According to the media, if Tepco’s actions have been harmful, they’ve mainly been harmful to “public trust” and to other energy providers. Last November, an accident at the Hamaoka nuclear plant in Shizuoka shut down two reactors. Chubu Electric Power Co., which runs the plant, told the Asahi Shimbun that they were ready to restart the reactors but because of the scandal they are afraid that they “cannot first gain the understanding of the public.”

Last May, the company sent employees door to door to homes in the vicinity to apologize and assure residents that the problems are being solved. (Because of the shutdown, the utility spends an extra 78 million yen a day on other energy sources.) Now, because of Tepco, they may have to start P.R. efforts all over again.

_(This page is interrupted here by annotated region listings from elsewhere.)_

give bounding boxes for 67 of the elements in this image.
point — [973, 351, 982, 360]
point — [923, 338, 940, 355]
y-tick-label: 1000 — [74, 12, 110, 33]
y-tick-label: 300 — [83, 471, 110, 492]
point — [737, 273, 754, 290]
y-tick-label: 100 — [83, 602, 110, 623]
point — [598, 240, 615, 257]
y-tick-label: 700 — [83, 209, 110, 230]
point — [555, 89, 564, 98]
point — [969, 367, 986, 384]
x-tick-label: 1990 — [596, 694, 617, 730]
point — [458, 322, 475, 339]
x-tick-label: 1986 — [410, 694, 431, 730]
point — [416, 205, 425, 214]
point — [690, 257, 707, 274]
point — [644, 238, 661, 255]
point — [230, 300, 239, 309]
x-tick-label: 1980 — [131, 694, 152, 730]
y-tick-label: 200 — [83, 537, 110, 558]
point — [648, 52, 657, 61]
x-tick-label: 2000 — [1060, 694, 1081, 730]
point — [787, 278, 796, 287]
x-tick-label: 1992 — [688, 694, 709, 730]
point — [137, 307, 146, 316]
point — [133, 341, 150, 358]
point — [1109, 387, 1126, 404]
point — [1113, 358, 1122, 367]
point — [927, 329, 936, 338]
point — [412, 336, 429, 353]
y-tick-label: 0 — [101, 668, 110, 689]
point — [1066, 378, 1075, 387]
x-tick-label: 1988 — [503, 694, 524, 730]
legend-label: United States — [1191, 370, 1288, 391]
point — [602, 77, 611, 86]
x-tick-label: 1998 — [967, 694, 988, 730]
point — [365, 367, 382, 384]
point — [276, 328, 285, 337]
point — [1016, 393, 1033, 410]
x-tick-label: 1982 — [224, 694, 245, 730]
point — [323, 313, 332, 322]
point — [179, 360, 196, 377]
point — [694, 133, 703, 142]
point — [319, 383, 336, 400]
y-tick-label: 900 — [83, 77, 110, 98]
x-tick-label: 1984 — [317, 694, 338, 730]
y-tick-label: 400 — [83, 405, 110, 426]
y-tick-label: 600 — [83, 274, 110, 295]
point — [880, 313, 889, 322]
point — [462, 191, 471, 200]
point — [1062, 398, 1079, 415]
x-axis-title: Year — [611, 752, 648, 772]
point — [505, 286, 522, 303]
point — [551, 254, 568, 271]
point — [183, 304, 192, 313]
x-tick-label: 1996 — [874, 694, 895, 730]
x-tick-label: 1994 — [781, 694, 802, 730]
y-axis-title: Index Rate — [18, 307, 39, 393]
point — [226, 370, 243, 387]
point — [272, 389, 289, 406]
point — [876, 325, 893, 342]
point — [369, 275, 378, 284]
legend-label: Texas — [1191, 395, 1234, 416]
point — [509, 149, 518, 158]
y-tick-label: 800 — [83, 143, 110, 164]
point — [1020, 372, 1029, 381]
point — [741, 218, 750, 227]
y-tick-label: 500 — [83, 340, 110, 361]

What’s missing from this coverage is the reason that these safety measures were implemented in the first place. Implicit in a coverup is, of course, something that needs to be covered up. The media does not discuss why cracks in the protective shroud around the reactors are considered dangerous. Three years ago, JCO, a company that processes nuclear fuel, experienced a huge accident in Ibaraki Prefecture. Some people died, but it could have been much, much worse. The media, however, concentrated on JCO’s operational problems rather than the potential danger. It was presented as yet another sad example of the deterioration of Japanese “professionalism,” as one prominent TV commentator put it.

Was anything learned from the incident? We now have Tepco executives admitting that for the past 10 years or more, they’ve been papering over safety violations. A big deal, but, actually, no big deal. To make you feel better, the top men stepped down, 35 others received “administrative penalties” and, most important, your electricity bill will be cut slightly.

From Kometani’s vantage point in the U.S., the JCO accident was a catastrophe of immense proportions. Foreign news programs showed horrific footage of damage that the Japanese media never broadcast. Kometani subsequently decided that there are two types of nuclear power experts in Japan. One is the type who know just how dangerous it is. The other is the type who have come to believe that nuclear power is the only clean source of energy an island country like Japan can afford, and therefore have convinced themselves that serious accidents won’t happen because they haven’t happened yet. It’s your guess which of these types is running things.